Scaling iOS at Bumble (Part 3)
Article Summary
Bumble's iOS team hit a wall: dozens of engineers, hundreds of modules, and Xcode was buckling under the pressure. Sound familiar?
Bumble Inc.'s iOS Core Team shares how they tackled the classic 'medium-scale' problem: too big for Apple's out-of-the-box tools, too small to justify building everything in-house. This is Part 1 of their journey evaluating Swift Package Manager, Tuist, and Bazel.
Key Takeaways
- Managing hundreds of modules with custom tooling became unsustainable
- Xcode project files caused constant merge conflicts across growing teams
- Three solutions evaluated: SPM, Tuist, and Bazel for different reasons
- Goal: eliminate custom tooling while improving build speeds and modularity
- Medium-scale teams face unique challenges neither startups nor tech giants experience
Bumble's iOS team outgrew Xcode's native workflow and set out to find a scalable solution that wouldn't require massive infrastructure investment.
About This Article
Bumble Inc.'s iOS codebase grew to hundreds of modules with millions of lines of Swift code. This caused Xcode to slow down noticeably. Engineers across the team experienced longer workspace opening times, slower file operations, and longer build times.
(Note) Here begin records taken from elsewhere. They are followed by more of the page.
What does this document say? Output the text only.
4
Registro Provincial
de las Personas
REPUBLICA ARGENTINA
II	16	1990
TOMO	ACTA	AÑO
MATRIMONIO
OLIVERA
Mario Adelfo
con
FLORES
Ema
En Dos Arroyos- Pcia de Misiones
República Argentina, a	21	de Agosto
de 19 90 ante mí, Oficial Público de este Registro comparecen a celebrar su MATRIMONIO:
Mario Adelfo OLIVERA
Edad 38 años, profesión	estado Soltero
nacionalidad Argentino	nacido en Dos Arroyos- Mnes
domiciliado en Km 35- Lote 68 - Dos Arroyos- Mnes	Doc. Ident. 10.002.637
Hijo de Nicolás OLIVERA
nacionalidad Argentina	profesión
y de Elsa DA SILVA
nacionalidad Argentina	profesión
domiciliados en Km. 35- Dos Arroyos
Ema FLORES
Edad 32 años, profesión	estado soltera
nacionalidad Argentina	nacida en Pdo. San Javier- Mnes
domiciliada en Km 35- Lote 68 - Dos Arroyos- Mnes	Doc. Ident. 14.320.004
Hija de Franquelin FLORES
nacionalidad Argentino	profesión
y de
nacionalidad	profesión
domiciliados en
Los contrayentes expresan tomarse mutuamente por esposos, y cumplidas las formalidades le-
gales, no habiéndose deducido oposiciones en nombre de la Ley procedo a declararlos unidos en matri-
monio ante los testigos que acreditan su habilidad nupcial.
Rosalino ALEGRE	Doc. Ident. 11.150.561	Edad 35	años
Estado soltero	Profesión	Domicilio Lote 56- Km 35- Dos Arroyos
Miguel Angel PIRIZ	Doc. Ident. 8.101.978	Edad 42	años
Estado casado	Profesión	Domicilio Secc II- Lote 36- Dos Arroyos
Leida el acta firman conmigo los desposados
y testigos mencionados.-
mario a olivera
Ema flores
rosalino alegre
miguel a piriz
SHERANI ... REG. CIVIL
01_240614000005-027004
Jonathan Crooke's team looked at three build tools to replace their custom XcodeProj-based tooling. They evaluated Swift Package Manager, Tuist, and Bazel. The goal was to eliminate the friction of managing .pbxproj files in a monorepo that had over 100 feature workspaces.
The investigation aimed to reduce the maintenance burden of custom tooling and decrease friction around modularity. They wanted to improve build speeds and remove .xcodeproj from the repository. The team also needed to keep the codebase maintainable as it continued to scale.